Does electricity qualify as “tangible personal property” or “intangible personal property” under Oregon tax law? The answer to this question has financial consequences for Powerex, a company that sells natural gas and electricity in the western United States and Canada. If electricity is tangible personal property, Powerex will have to pay more taxes than it would if electricity is intangible personal property.

This case comes to the Oregon Supreme Court from the Oregon Tax Court, which decided that electricity is intangible. It based this decision not on the language or purpose of the tax statute, but (remarkably enough) on expert testimony. 

Dueling expert witnesses testified about whether electricity is tangible. Powerex called Peter Fisher, a particle physicist at MIT, who testified that electricity is propagated through an electron’s emission of a “virtual photon.” Since a virtual photon has no mass, electricity is intangible. QED.  The Department of Revenue called Joel Fajans, a Berkeley physics professor, who testified that virtual photons shouldn’t be viewed as distinct from the electrons that emit them.

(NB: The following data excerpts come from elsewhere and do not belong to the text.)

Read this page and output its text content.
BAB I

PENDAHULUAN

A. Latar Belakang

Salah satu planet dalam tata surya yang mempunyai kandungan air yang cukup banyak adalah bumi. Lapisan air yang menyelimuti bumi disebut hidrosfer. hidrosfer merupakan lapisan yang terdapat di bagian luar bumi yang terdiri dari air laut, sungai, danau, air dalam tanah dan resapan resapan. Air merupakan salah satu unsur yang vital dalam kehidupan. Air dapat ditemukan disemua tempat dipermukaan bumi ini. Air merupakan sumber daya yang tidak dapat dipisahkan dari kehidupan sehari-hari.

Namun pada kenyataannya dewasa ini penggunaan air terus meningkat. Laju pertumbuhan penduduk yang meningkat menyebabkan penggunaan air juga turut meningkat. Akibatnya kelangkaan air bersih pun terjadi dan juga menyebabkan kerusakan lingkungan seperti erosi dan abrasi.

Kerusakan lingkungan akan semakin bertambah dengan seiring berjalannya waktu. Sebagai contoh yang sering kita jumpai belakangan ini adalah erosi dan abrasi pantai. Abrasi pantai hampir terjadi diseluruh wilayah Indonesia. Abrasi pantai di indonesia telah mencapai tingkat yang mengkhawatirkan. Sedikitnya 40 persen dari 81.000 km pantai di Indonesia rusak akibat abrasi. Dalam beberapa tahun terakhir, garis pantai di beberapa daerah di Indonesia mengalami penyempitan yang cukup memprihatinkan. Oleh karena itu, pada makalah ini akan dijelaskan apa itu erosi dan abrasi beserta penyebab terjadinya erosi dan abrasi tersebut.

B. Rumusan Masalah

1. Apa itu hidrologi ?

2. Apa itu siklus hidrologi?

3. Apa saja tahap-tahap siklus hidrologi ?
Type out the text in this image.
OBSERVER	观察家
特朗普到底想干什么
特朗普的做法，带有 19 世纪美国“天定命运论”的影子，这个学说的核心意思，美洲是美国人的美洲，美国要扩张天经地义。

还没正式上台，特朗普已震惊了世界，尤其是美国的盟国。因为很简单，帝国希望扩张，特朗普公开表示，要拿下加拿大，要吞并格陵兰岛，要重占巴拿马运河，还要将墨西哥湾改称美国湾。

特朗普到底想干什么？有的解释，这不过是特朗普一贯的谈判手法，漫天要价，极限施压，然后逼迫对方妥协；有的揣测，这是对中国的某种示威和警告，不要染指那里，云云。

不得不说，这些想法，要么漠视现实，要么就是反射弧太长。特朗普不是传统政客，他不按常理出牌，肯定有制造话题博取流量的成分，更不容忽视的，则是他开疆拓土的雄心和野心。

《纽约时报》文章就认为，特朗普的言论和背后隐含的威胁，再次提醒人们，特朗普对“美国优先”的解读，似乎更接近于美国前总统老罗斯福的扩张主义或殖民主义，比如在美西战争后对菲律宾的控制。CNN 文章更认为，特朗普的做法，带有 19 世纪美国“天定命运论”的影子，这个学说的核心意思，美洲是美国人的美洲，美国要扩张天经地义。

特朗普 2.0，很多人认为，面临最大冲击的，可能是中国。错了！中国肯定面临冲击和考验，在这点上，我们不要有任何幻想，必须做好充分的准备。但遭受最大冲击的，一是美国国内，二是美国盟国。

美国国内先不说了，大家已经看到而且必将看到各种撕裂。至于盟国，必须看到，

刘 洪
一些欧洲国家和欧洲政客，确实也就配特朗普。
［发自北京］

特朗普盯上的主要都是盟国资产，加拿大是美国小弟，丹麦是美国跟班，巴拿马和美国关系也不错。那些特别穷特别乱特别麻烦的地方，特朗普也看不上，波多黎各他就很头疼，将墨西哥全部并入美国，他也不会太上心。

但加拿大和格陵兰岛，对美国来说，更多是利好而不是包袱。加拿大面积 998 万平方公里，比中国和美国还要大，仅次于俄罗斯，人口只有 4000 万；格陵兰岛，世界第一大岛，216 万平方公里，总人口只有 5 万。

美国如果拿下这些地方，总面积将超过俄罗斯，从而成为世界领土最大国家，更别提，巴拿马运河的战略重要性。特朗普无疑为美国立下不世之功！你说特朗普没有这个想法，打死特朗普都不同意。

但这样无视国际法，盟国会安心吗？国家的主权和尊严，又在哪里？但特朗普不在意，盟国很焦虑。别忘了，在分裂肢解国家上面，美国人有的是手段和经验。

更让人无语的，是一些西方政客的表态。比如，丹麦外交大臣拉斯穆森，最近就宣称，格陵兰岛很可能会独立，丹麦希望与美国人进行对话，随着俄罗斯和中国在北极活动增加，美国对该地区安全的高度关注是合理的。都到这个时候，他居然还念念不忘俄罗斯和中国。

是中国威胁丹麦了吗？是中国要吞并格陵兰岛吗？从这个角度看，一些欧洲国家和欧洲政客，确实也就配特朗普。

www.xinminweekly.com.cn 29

And since electrons have mass, electricity is tangible. QED. The Tax Court found Dr. Fisher’s testimony more persuasive than Dr. Fajans’, and so ruled that electricity is intangible. 

Sensibly, the Oregon Supreme Court says that “the scientific debate about the subatomic properties of electricity—as fascinating as it is—seems beside the point.” Looking at the text and context of the relevant statute, the court holds that whether property is tangible depends on whether it’s perceptible to the senses, can be located physically, and can be delivered or shipped. Since electricity is perceptible to the senses, can be located physically, and can be delivered via electric lines, it’s tangible property. So the court remands the case to the Tax Court for it to recalculate Powerexs tax liability based on the tangibility of the electricity that Powerex has sold.